According to discussion highlighted on the Retire SMART Podcast, if you stripped out many of the major AI chipmakers, storage companies and businesses powering the AI boom, the S&P 500’s recent gains would look dramatically smaller. Instead of soaring more than 40% over roughly the last two years, returns would have been closer to the mid-teens.
Translation: a handful of superstar stocks have been carrying a very large piano up a very steep hill. Under the hood, breadth matters. The S&P 500 cap-weighted index is soaring, but its equal-weighted-counterpart, which tracks the average stock, is heavily underperforming, notes Business Insider.
The challenge becomes even greater when you look under the hood at stock valuations. Measures like the Shiller CAPE ratio — a long-term gauge comparing stock prices to normalized earnings — remain near some of the highest levels ever recorded.
The only time valuations climbed higher was during the tech bubble, before the Nasdaq collapsed by roughly 78%. Even the infamous 1929 market peak, which preceded the Great Depression and an 89% plunge in stocks, did not reach today’s speculative extremes in some sectors.

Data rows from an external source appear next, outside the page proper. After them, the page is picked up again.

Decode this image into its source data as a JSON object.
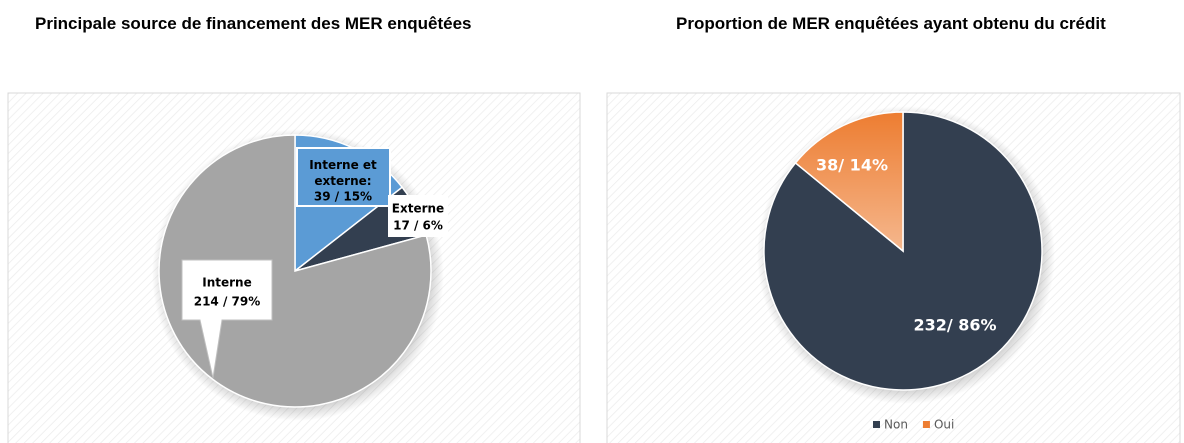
{
  "chart_data": [
    {
      "type": "pie",
      "title": "Principale source de financement des MER enquêtées",
      "categories": [
        "Interne et externe:",
        "Externe",
        "Interne"
      ],
      "values": [
        39,
        17,
        214
      ],
      "value_labels": [
        "39 / 15%",
        "17 / 6%",
        "214 / 79%"
      ],
      "colors": [
        "#5b9bd5",
        "#333f50",
        "#a5a5a5"
      ]
    },
    {
      "type": "pie",
      "title": "Proportion de MER enquêtées ayant obtenu du crédit",
      "categories": [
        "Non",
        "Oui"
      ],
      "series": [
        {
          "name": "Non",
          "color": "#333f50"
        },
        {
          "name": "Oui",
          "color": "#ed7d31"
        }
      ],
      "values": [
        232,
        38
      ],
      "value_labels": [
        "232/ 86%",
        "38/ 14%"
      ],
      "legend": "bottom"
    }
  ]
}
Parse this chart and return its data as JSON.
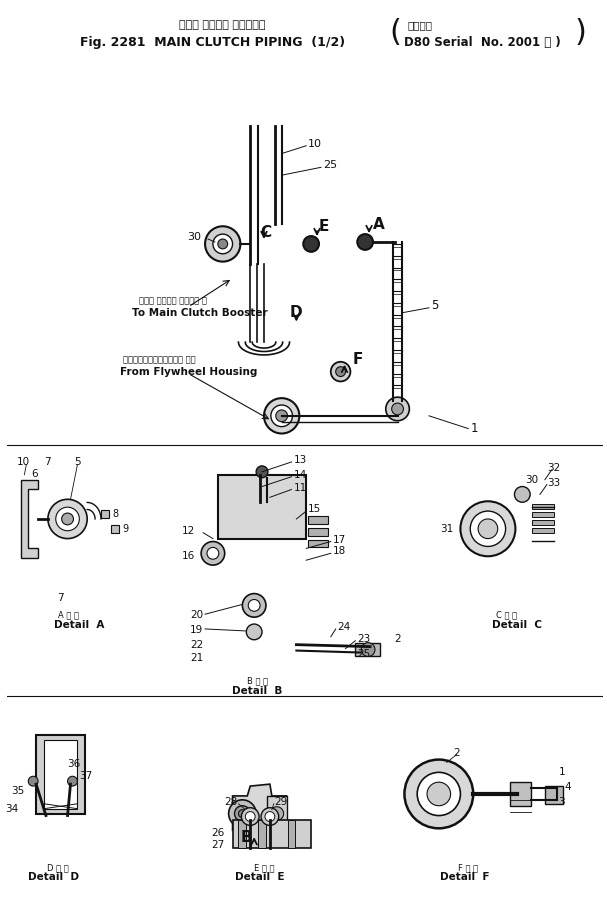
{
  "title_jp": "メイン クラッチ パイピング",
  "title_en": "Fig. 2281  MAIN CLUTCH PIPING  (1/2)",
  "serial_jp": "適用号機",
  "serial_en": "D80 Serial  No. 2001 ～ )",
  "bg_color": "#ffffff",
  "line_color": "#111111",
  "fig_width": 6.07,
  "fig_height": 9.22,
  "dpi": 100
}
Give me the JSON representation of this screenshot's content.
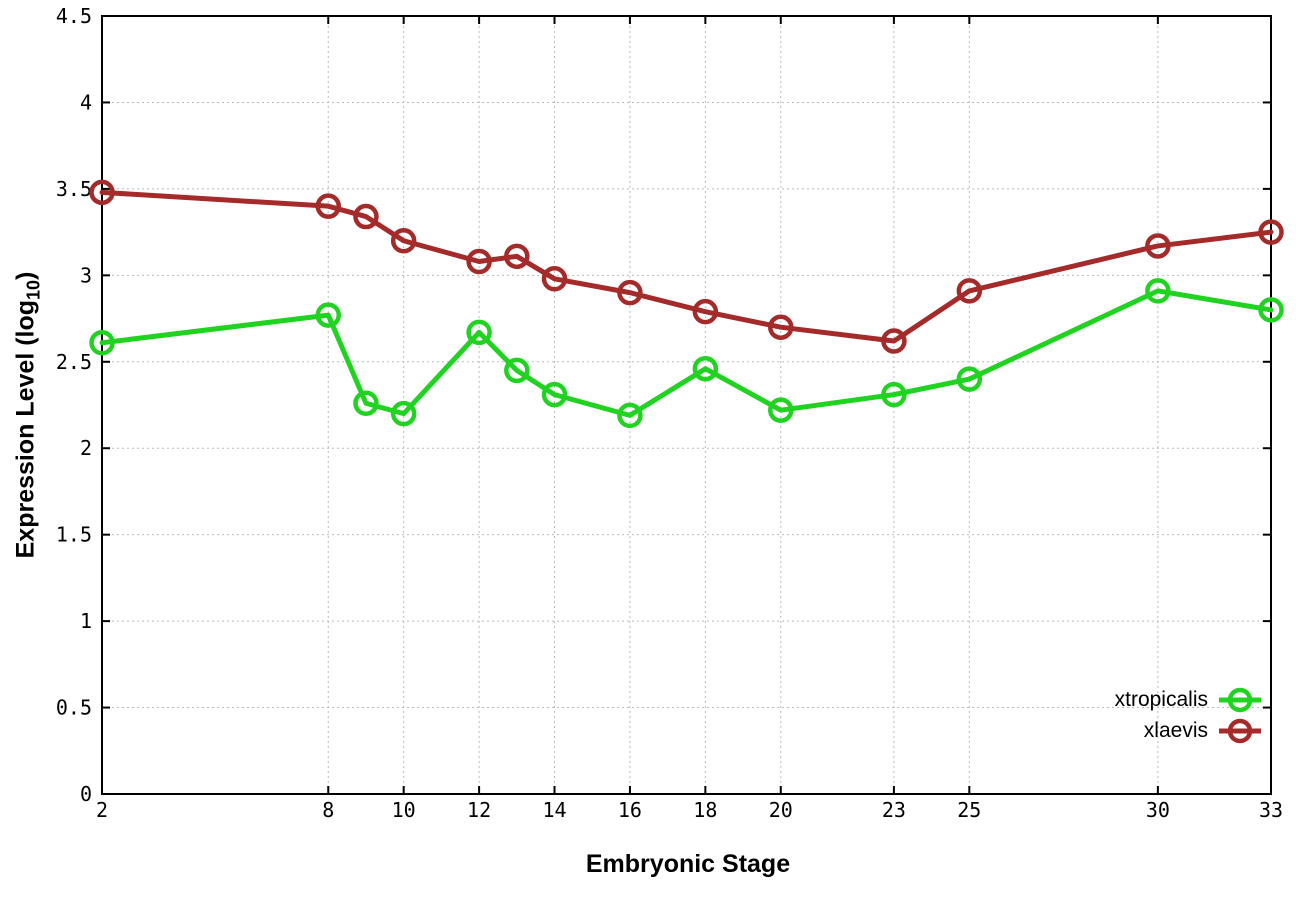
{
  "chart_data": {
    "type": "line",
    "x": [
      2,
      8,
      9,
      10,
      12,
      13,
      14,
      16,
      18,
      20,
      23,
      25,
      30,
      33
    ],
    "series": [
      {
        "name": "xtropicalis",
        "color": "#21d321",
        "values": [
          2.61,
          2.77,
          2.26,
          2.2,
          2.67,
          2.45,
          2.31,
          2.19,
          2.46,
          2.22,
          2.31,
          2.4,
          2.91,
          2.8
        ]
      },
      {
        "name": "xlaevis",
        "color": "#a52a2a",
        "values": [
          3.48,
          3.4,
          3.34,
          3.2,
          3.08,
          3.11,
          2.98,
          2.9,
          2.79,
          2.7,
          2.62,
          2.91,
          3.17,
          3.25
        ]
      }
    ],
    "xlabel": "Embryonic Stage",
    "ylabel_main": "Expression Level (log",
    "ylabel_sub": "10",
    "ylabel_close": ")",
    "xlim": [
      2,
      33
    ],
    "ylim": [
      0,
      4.5
    ],
    "xticks": [
      2,
      8,
      10,
      12,
      14,
      16,
      18,
      20,
      23,
      25,
      30,
      33
    ],
    "ytick_labels": [
      "0",
      "0.5",
      "1",
      "1.5",
      "2",
      "2.5",
      "3",
      "3.5",
      "4",
      "4.5"
    ],
    "yticks": [
      0,
      0.5,
      1,
      1.5,
      2,
      2.5,
      3,
      3.5,
      4,
      4.5
    ],
    "grid": true,
    "legend_position": "bottom-right",
    "colors": {
      "grid": "#bbbbbb",
      "axis": "#000000",
      "background": "#ffffff"
    }
  }
}
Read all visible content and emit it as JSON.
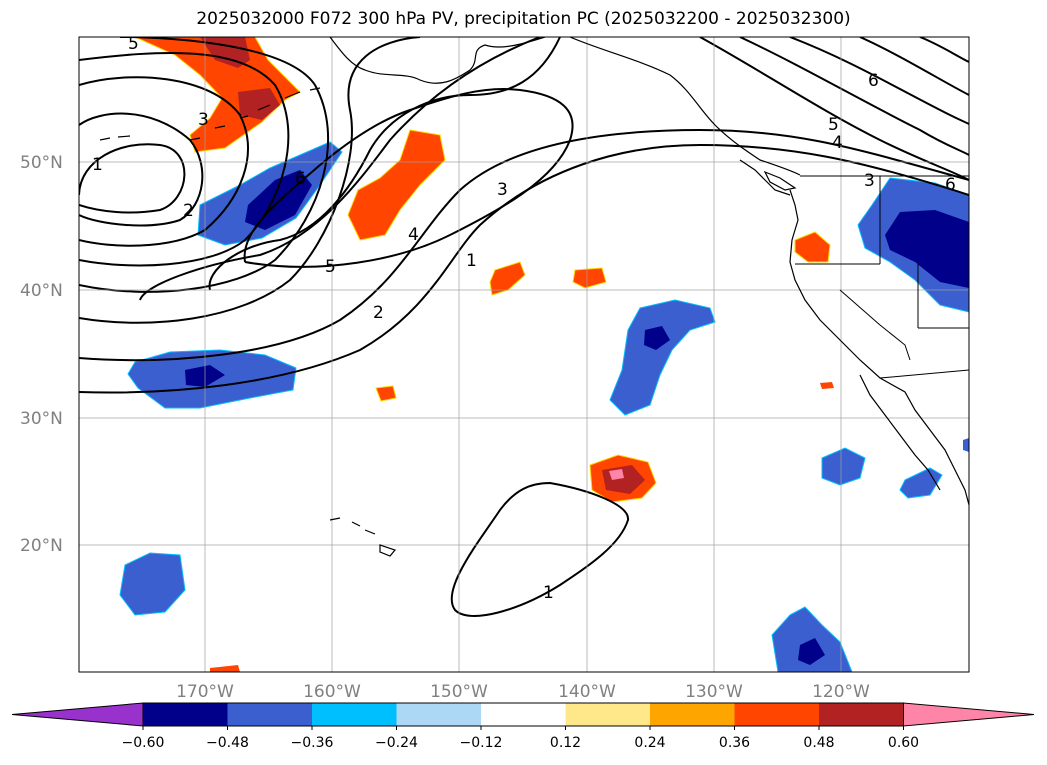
{
  "title": "2025032000 F072 300 hPa PV, precipitation PC (2025032200 - 2025032300)",
  "lat_labels": [
    "50°N",
    "40°N",
    "30°N",
    "20°N"
  ],
  "lon_labels": [
    "170°W",
    "160°W",
    "150°W",
    "140°W",
    "130°W",
    "120°W"
  ],
  "colorbar": {
    "ticks": [
      "−0.60",
      "−0.48",
      "−0.36",
      "−0.24",
      "−0.12",
      "0.12",
      "0.24",
      "0.36",
      "0.48",
      "0.60"
    ],
    "colors": [
      "#9932cc",
      "#00008b",
      "#3b5fcf",
      "#00bfff",
      "#add8f5",
      "#ffffff",
      "#ffe88a",
      "#ffa500",
      "#ff4500",
      "#b22222",
      "#ff85a8"
    ]
  },
  "contour_labels": [
    "5",
    "3",
    "1",
    "2",
    "6",
    "5",
    "4",
    "3",
    "1",
    "2",
    "5",
    "4",
    "6",
    "3",
    "6",
    "1"
  ]
}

Yet, instead of allowing markets and economies to naturally cleanse excesses through recessions, central banks worldwide have repeatedly chosen the easier road: print, baby, print.
Cheap money has inflated nearly everything: stocks, real estate, collectibles, even companies with no profits and business plans thinner than airport coffee. Investors became conditioned to believe every decline would be rescued by another round of monetary adrenaline.
Dividend yields tell part of the story. Historically, dividends provided meaningful income and acted as a valuation anchor.
Today, yields remain extremely low compared to history, much like bond yields were for years. In plain English, investors are paying enormous prices for relatively modest payouts.
As the old saying goes, there is no limit to what a fool will pay when convinced prices only go one direction. That does not mean catastrophe is guaranteed tomorrow morning before your second cup of coffee.
But it does suggest investors may need a different playbook for the next decade than the one that worked since disco, cassette tapes and “set it and forget it” investing first became fashionable.
John Grace is a registered representative with LPL Financial. His On the Money column runs monthly in The Wave. The opinions expressed here are for general information only and are not intended to provide specific advice or recommendations for any individual.